Pero esto no se detiene aquí. La ministra de Desarrollo Social de la Nación, la señora Kirchner, no es propiamente ya la "señora Kirchner" sino que, para cierta prensa, es simplemente "Alicia".
Es que "los Kirchner" se nos han vuelto tan familiares que, entre las dificultades fonéticas y el atajo que proponen sus atractivos nombres, ahora se llaman sólo Cristina, sólo Néstor y sólo Alicia (cual si fueran Sofía, Felipe y Letizia), para nosotros y para el mundo.

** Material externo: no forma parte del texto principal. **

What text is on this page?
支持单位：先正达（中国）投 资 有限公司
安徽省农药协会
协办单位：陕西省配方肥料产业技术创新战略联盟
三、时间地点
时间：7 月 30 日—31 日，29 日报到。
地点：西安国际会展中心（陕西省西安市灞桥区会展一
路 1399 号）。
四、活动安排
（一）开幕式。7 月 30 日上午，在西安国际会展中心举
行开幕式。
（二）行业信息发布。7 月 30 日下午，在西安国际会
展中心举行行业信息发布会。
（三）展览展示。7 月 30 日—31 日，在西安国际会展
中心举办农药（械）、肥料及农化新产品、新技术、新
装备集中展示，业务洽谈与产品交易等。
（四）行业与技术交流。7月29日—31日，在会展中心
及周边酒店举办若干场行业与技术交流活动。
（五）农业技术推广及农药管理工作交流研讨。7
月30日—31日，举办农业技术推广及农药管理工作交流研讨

Lo que dirán al respecto el resto de las cristinas, néstores y alicias argentinas, lo desconocemos. Lo que sí sabemos es que, hace algún tiempo, una ciudadana llamada legítimamente Florencia de la Vega, interpuso una acción judicial porque una vedette-travesti de discutibles modales y envidiables formas adoptó idénticos nombre y apellidos para convertirlo en su "nombre de guerra". La auténtica Florencia ganó entonces la partida en los estrados.
No vaya a ser cosa de que alguna "Cristina" o alguna "Alicia" ofendida por la cleopatrización cesarista de su nombre acuda a los tribunales a exigir que se llame a cada quien por su nombre (y por sus apellidos, por difíciles que éstos sean).